280話
雄太の祝勝会で婚約発表会見をした翌日、東雲マッサージ店は大変な事になっていた。
「今日も臨時休業にしてて正解だったな」
直樹はグルリと店内を見回して苦笑いを浮かべた。店内には花やリボンのかかった箱等が所狭しと置かれていた。
最初は14日だけ臨時休業で良いかと思ったのだが、春香に緊張による疲れや何かトラブルがあった時の為に両日を休みと決めていたのだった。
(まさか、婚約発表をして記者会見までして号外まで出るとは思わなかったがな)
店の扉には『14日15日臨時休業』と大きく貼り紙がしてあるのだが、ご近所方々からお祝いの花や品が届き、春香の顧客からの祝電が何度も届けられていた。

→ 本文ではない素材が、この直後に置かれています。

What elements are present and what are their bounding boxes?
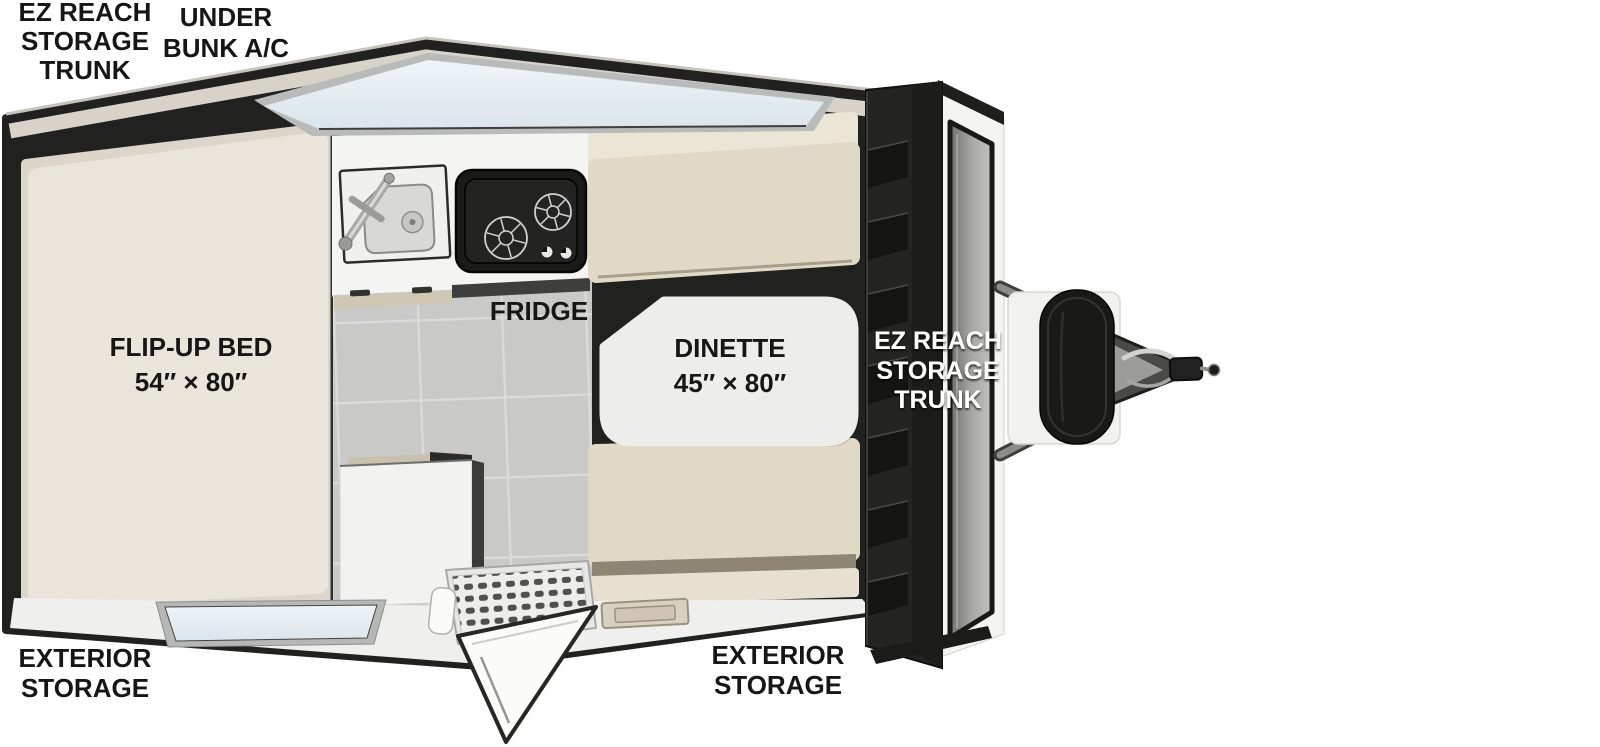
label-line: TRUNK: [894, 386, 982, 414]
side-window: [156, 600, 386, 647]
drawer-handle: [350, 289, 370, 296]
bench-lower-cushion: [593, 572, 855, 601]
label-line: EXTERIOR: [712, 640, 845, 670]
floorplan-svg: EZ REACH STORAGE TRUNK UNDER BUNK A/C FL…: [0, 0, 1600, 747]
floorplan-page: EZ REACH STORAGE TRUNK UNDER BUNK A/C FL…: [0, 0, 1600, 747]
label-line: EZ REACH: [874, 327, 1002, 355]
label-fridge: FRIDGE: [490, 296, 588, 326]
label-exterior-storage-front: EXTERIOR STORAGE: [712, 640, 845, 700]
stove-inner: [465, 179, 577, 263]
trailer-tongue: [1000, 287, 1220, 455]
step-hatch: [601, 599, 688, 628]
label-line: EZ REACH: [19, 0, 152, 27]
label-line: UNDER: [180, 2, 273, 32]
bench-seat-cushion: [596, 150, 852, 275]
label-exterior-storage-left: EXTERIOR STORAGE: [19, 643, 152, 703]
label-line: 45″ × 80″: [674, 368, 786, 398]
mat-flange: [428, 587, 457, 635]
label-line: FRIDGE: [490, 296, 588, 326]
label-line: STORAGE: [714, 670, 842, 700]
label-line: FLIP-UP BED: [110, 332, 273, 362]
label-line: 54″ × 80″: [135, 367, 247, 397]
drawer-handle: [412, 286, 432, 293]
label-line: TRUNK: [40, 55, 131, 85]
label-line: STORAGE: [876, 357, 999, 385]
bench-seat-cushion: [596, 446, 852, 560]
label-line: DINETTE: [674, 333, 785, 363]
hatch-inner: [615, 605, 676, 622]
sink: [335, 165, 450, 263]
label-line: STORAGE: [21, 673, 149, 703]
label-line: BUNK A/C: [163, 33, 289, 63]
dinette-bench-bottom: [592, 446, 856, 601]
window-glass: [165, 605, 377, 641]
label-line: STORAGE: [21, 26, 149, 56]
hitch-coupler: [1170, 357, 1220, 381]
label-rear-trunk: EZ REACH STORAGE TRUNK: [19, 0, 152, 85]
label-line: EXTERIOR: [19, 643, 152, 673]
stove: [456, 170, 586, 272]
label-under-bunk-ac: UNDER BUNK A/C: [163, 2, 289, 63]
dinette-bench-top: [594, 118, 852, 277]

「これ、一番喜んでるのは近所の花屋じゃないか? あ〜。ギフトショップとかもか」
昼休みを利用して東雲マッサージを訪れていた重幸は唖然としながら寿司桶から寿司を摘んで食べていた。
休憩と言いながら、既に二時間は過ぎているが。
「重幸おじさん、お茶淹れて来たよ」
ドアを開けて店内に入って来た春香はお盆に乗せたお茶を重幸に差し出した。
「お、ありがとう。春香、疲れてないか? 少しは座ってろよ?」
「うん」
重幸が美味そうにお茶を飲んでいると、正面のドアが開き鈴掛達が入って来た。
「こんに……。な……何ですか……これ」
「花屋みたいですねぇ〜」
「スゲェ〜、花畑だ」
三人は驚いて店内を見回していた。
「鈴掛さん、梅野さん、塩崎さん。わざわざすみません」
春香が駆け寄ってペコリと頭を下げる。
「良いよ、春香ちゃん。で、急ぎの用って?」
「花のお裾分けかなぁ〜?」
三人は店内に入り、空いていた待合の長椅子に腰かけた。
「お花じゃなくて、食べ物のお裾分けなんです」
「食い物っ⁉」
純也が『食べ物』と言う言葉に食い付いた。そこに里美が大きな寿司桶を持って来てくれた。
「うお〜。里美先生、これ食べて良いんすか?」
「ええ。塩崎くん、どんどん食べて頂戴。食べ切れなくて捨てるって言うのは食べ物に申し訳ないじゃない?」
「うっす。豪華っすね」
寿司桶いっぱいに良いネタがビッシリと入っていた。里美はオシボリと小皿と醤油も持って来てテーブルに置いた。
「あ、私お茶淹れて来ますね」
春香はそう言うと給湯室へ向かった。
「いっただきまぁ〜す」
「いただきますぅ〜。お、雲丹美味っ‼ 鈴掛さんの好きな中トロありますよぉ〜」
「お前等なぁ……」
鈴掛は遠慮なく寿司を食べ始めた純也と梅野を見て苦笑いを浮かべる。
「鈴掛さんも食べてくださいね?」
お茶を淹れて戻って来た春香がニッコリと笑う。
「ありがとう。いただくよ」
鈴掛も摘んで口に運ぶ。
「お? これは良いネタだな」
「まだ火曜日ですし、しっかり食べても大丈夫ですよね?」
春香が笑いながら言うと溢れんばかりに乗ったイクラの軍艦を一口で食べた純也がコクコクと頷く。
「イクラも美味っ‼ 俺はいつでもオッケーっす」
「はい、知ってます」
四人の様子を見ていた重幸はハァと大きな溜め息を吐いた。
「何ですか、その溜め息は」
直樹が横目でチラリと見ながら言うと重幸は一口お茶を飲んだ。
「春香が嫁に行くんだと思ったら切ないなぁ……って思ったんだよ」
「はぁ……」
「まぁ、いつかはとは思ってたけどな。なぁ、春香」
ボソボソと直樹と話してた重幸が春香に声をかけた。
「はい?」
「バージンロードは勿論俺とだよな」
重幸のセリフを聞いた春香は目を丸くし、直樹はガタンと椅子から転げ落ちた。
「ちょっと‼ 冗談は顔だけにしてくれますかねっ‼」
立ち上がりながら直樹が抗議をすると、里美がやれやれといった風に肩をすくめた。
「何だよ。どうせ、お前号泣して、まともに歩けないだろ?」
「そう言う問題じゃないからっ‼ 春とバージンロードを歩くのは譲らないからっ‼」
キャンキャンと言い合う二人を見て春香は苦笑いを浮べた。